How to Install Android TV in Raspberry Pi 3

There are several Raspberry Pi models out there, and the latest Raspberry Pi 3 is the best of them all. It comes with a Wifi and Bluetooth adapter and a 64-bit CPU that makes it one of the best and affordable mini computers around. There are tons of things that you can do with a Raspberry Pi, but with a specs like this it is really great to be able to use it as a TV box. In this article we will show you how to install Android TV in Raspberry Pi 3.

Note: this article will show you the installation instructions in Linux, but the same steps are applicable for Windows and Mac OS X, too. Also, note that the Android TV build that we are using is not stable, and some of the apps might not work properly.

Obviously, you will need a Raspberry Pi 3. You will also need a micro SD card (preferably class 10) with a minimum 8 GB.

We will make use of the Android TV image created by “Geek Till it Hertz.”

1. Go to the “Geek Till it Hertz” website, and download the ‘img.bz2″ file.


2. Extract the image. You should now have a “atvrpi320160530.img” file. (The filename might change if the developer updates the build, but it should still end with an .img extension.)

3. Insert your micro SD card into your computer. (You will need an SD card USB adaptor if your computer doesn’t come with a micro SD card slot.)

4. Open a terminal. Type the following command to find out the location of the micro SD card:

sudo fdisk -l

It should be in the “/dev/sdX” format. In this case my micro SD card is in the “/dev/sdc” slot.


Note: If your micro SD card is not in the FAT32 format, you will need to format it to FAT32 format. You can do that using the gParted tool. Also, back up the content in your SD card, as that will be wiped clean in the following step.

4. Run the following command to install the image to the SD card:

dd if=/location/to/androidtv-image-file.img of=/dev/sdX

Replace “/location/to/androidtv-image-file.img” with the actual location of the Android TV image you downloaded earlier. Also replace “sdX” with the actual location of your micro SD card. In my case the command is as follows:

dd if=/home/damien/atvrpi320160530.img of=/dev/sdc

This will take some time. Sit back and enjoy your coffee.

5. Once it is done, unmount the SD card, plug it into the Raspberry Pi and boot it up. You should see your Android TV booting up.


If you prefer not to deal with the command line or are a Windows user, here are some GUI tools you can use to burn the img file to a USB drive (micro SD card).

It is best to connect a keyboard and mouse to your Raspberry Pi so you can navigate around in the home screen. On the first boot up you will see that there is nothing on the home screen except for the “Settings” and “Network Settings” icons. The first thing you want to do is connect your Android TV to the Internet.

Using your keyboard arrow key (The mouse click doesn’t seem to work for me.), navigate to the “Network Settings” icon and press Enter.


From there select “Wifi” and turn it on. It will then scan for an existing Wifi network. Select your local network and connect to it.

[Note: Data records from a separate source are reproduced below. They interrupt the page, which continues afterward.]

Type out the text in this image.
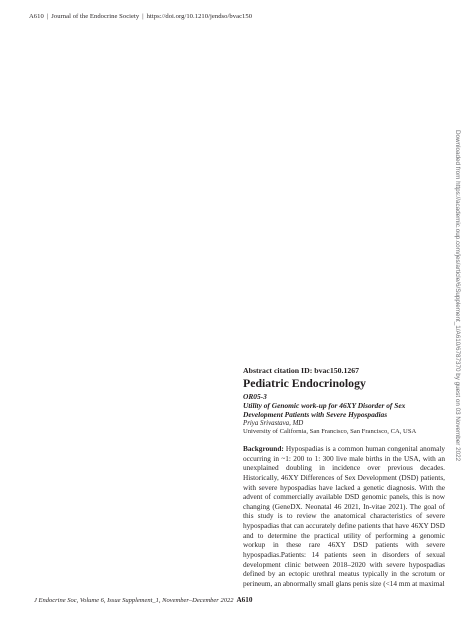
A610 | Journal of the Endocrine Society | https://doi.org/10.1210/jendso/bvac150
Downloaded from https://academic.oup.com/jes/article/6/Supplement_1/A610/6787370 by guest on 03 November 2022

Abstract citation ID: bvac150.1267

Pediatric Endocrinology

OR05-3

Utility of Genomic work-up for 46XY Disorder of Sex Development Patients with Severe Hypospadias

Priya Srivastava, MD

University of California, San Francisco, San Francisco, CA, USA

Background: Hypospadias is a common human congenital anomaly occurring in ~1: 200 to 1: 300 live male births in the USA, with an unexplained doubling in incidence over previous decades. Historically, 46XY Differences of Sex Development (DSD) patients, with severe hypospadias have lacked a genetic diagnosis. With the advent of commercially available DSD genomic panels, this is now changing (GeneDX. Neonatal 46 2021, In-vitae 2021). The goal of this study is to review the anatomical characteristics of severe hypospadias that can accurately define patients that have 46XY DSD and to determine the practical utility of performing a genomic workup in these rare 46XY DSD patients with severe hypospadias.Patients: 14 patients seen in disorders of sexual development clinic between 2018–2020 with severe hypospadias defined by an ectopic urethral meatus typically in the scrotum or perineum, an abnormally small glans penis size (<14 mm at maximal

J Endocrine Soc, Volume 6, Issue Supplement_1, November–December 2022 A610
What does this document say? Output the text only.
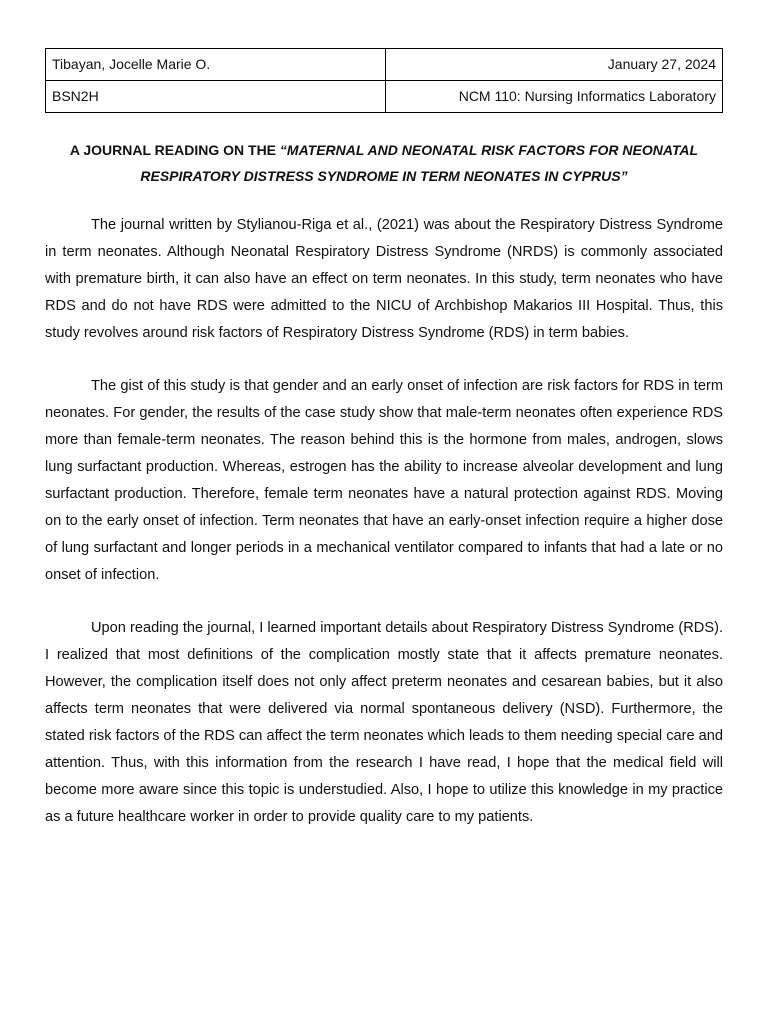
Tibayan, Jocelle Marie O.	January 27, 2024
BSN2H	NCM 110: Nursing Informatics Laboratory
A JOURNAL READING ON THE “MATERNAL AND NEONATAL RISK FACTORS FOR NEONATAL RESPIRATORY DISTRESS SYNDROME IN TERM NEONATES IN CYPRUS”

The journal written by Stylianou-Riga et al., (2021) was about the Respiratory Distress Syndrome in term neonates. Although Neonatal Respiratory Distress Syndrome (NRDS) is commonly associated with premature birth, it can also have an effect on term neonates. In this study, term neonates who have RDS and do not have RDS were admitted to the NICU of Archbishop Makarios III Hospital. Thus, this study revolves around risk factors of Respiratory Distress Syndrome (RDS) in term babies.

The gist of this study is that gender and an early onset of infection are risk factors for RDS in term neonates. For gender, the results of the case study show that male-term neonates often experience RDS more than female-term neonates. The reason behind this is the hormone from males, androgen, slows lung surfactant production. Whereas, estrogen has the ability to increase alveolar development and lung surfactant production. Therefore, female term neonates have a natural protection against RDS. Moving on to the early onset of infection. Term neonates that have an early-onset infection require a higher dose of lung surfactant and longer periods in a mechanical ventilator compared to infants that had a late or no onset of infection.

Upon reading the journal, I learned important details about Respiratory Distress Syndrome (RDS). I realized that most definitions of the complication mostly state that it affects premature neonates. However, the complication itself does not only affect preterm neonates and cesarean babies, but it also affects term neonates that were delivered via normal spontaneous delivery (NSD). Furthermore, the stated risk factors of the RDS can affect the term neonates which leads to them needing special care and attention. Thus, with this information from the research I have read, I hope that the medical field will become more aware since this topic is understudied. Also, I hope to utilize this knowledge in my practice as a future healthcare worker in order to provide quality care to my patients.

Once it is connected, you will need to identify the IP address of your network connection (for sideloading apps).

Select your connected network, press Enter and select “status info.”

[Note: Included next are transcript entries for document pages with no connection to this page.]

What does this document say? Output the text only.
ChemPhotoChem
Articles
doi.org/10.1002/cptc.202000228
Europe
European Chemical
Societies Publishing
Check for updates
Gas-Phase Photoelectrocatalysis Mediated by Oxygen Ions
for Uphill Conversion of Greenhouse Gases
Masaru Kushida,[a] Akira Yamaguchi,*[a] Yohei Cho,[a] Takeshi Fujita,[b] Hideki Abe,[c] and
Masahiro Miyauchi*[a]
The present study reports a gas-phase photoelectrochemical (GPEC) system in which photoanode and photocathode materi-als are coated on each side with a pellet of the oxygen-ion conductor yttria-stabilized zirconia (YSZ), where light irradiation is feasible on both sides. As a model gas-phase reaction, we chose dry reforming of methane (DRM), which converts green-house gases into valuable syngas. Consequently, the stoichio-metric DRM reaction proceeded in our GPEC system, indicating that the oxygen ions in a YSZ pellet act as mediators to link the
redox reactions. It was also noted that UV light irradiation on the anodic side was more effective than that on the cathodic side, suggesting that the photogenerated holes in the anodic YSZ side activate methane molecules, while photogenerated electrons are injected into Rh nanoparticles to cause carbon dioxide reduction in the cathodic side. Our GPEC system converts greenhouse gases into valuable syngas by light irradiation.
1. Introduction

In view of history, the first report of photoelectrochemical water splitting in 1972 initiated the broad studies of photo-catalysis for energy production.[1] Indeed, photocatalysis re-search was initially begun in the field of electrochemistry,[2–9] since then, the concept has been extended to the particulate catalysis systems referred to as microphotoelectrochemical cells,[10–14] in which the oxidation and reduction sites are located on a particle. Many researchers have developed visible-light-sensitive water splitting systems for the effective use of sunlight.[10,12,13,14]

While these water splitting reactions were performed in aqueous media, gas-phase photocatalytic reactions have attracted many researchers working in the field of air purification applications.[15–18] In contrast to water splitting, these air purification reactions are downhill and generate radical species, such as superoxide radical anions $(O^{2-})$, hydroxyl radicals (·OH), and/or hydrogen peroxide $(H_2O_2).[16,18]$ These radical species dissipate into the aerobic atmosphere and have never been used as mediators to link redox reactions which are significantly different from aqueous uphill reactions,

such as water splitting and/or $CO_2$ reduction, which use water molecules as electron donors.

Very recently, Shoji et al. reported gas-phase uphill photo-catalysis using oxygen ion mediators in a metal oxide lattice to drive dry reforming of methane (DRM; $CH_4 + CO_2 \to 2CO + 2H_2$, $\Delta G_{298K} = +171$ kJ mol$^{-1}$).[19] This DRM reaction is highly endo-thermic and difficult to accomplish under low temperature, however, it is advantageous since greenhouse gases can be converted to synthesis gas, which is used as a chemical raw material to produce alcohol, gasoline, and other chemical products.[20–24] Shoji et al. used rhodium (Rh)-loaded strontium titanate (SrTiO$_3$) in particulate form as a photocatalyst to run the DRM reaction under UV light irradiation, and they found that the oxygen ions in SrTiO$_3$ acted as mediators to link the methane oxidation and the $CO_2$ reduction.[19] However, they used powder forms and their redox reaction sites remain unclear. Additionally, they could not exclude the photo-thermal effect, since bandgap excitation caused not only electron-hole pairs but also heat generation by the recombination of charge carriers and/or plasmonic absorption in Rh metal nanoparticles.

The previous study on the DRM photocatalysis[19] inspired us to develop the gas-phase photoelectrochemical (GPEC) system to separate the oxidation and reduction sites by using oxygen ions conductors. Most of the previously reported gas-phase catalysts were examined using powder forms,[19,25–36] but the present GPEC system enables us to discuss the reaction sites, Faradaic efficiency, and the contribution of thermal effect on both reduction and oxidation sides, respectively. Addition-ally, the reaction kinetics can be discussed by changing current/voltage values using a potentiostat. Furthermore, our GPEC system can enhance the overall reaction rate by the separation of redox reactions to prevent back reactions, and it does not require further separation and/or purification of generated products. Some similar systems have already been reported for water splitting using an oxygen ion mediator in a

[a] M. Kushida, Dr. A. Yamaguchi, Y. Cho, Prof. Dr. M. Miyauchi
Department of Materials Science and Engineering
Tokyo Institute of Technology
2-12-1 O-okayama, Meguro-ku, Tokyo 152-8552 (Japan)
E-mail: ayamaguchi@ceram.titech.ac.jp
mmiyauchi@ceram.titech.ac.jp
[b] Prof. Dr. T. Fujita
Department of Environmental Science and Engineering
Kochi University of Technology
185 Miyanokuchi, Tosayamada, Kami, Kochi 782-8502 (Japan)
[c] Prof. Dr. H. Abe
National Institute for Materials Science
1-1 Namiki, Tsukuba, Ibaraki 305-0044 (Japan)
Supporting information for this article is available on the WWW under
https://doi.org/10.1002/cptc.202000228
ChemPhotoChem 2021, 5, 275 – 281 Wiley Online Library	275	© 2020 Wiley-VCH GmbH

Write down the IP address. In my case it was


You can continue to navigate around the different settings, but it is mostly empty for now. To install apps you will have to go to “Settings -> Security & restrictions” and enable “Unknown sources.”


You will notice that there aren’t any apps installed on your Android TV, and there is no App Store for you to find and install new apps. For this we will need to sideload an App store app so that you can start installing other apps. In this instance Google Play store is not well supported in this Android TV build, so we will use Aptoide app store instead.

You will need to have another Android device to sideload apps to your Raspberry Pi.

1. On your Android phone go to the Aptoide site, and download the Aptoide TV apk. Alternatively, you can download the main Aptoide App Store apk instead of the Aptoide TV app.

2. Once the apk file is downloaded, go to Play Store and install the Apps2Fire app. (Any other apps that can sideload to Kindle Fire will work as well.)

3. Launch the Apps2Fire app. Slide the screen to the last “SETUP” page. Enter the IP address of the Raspberry Pi and press “Save.”


4. With your Raspberry Pi still running, press the “Upload” button on the Apps2Fire app on your Android phone.


Select the Aptoide apk file that you downloaded earlier. Select “Install” when prompted.


If everything went well, you should see the “Aptoide” app on your Raspberry Pi home screen after a while.

That’s it. You can now run the Aptoide app and start installing other apps. I do recommend installing Es File Explorer so that you can navigate the file system and install the apk file directly.


This Android TV build for Raspberry Pi is buggy at the moment and not every app will work. I tried it with several games and TV apps, and some of them work fine, while others have graphic and display issues. Your experience might differ. With the instructions above you will have a working Android TV on your Raspberry Pi; just don’t expect everything to work. Enjoy!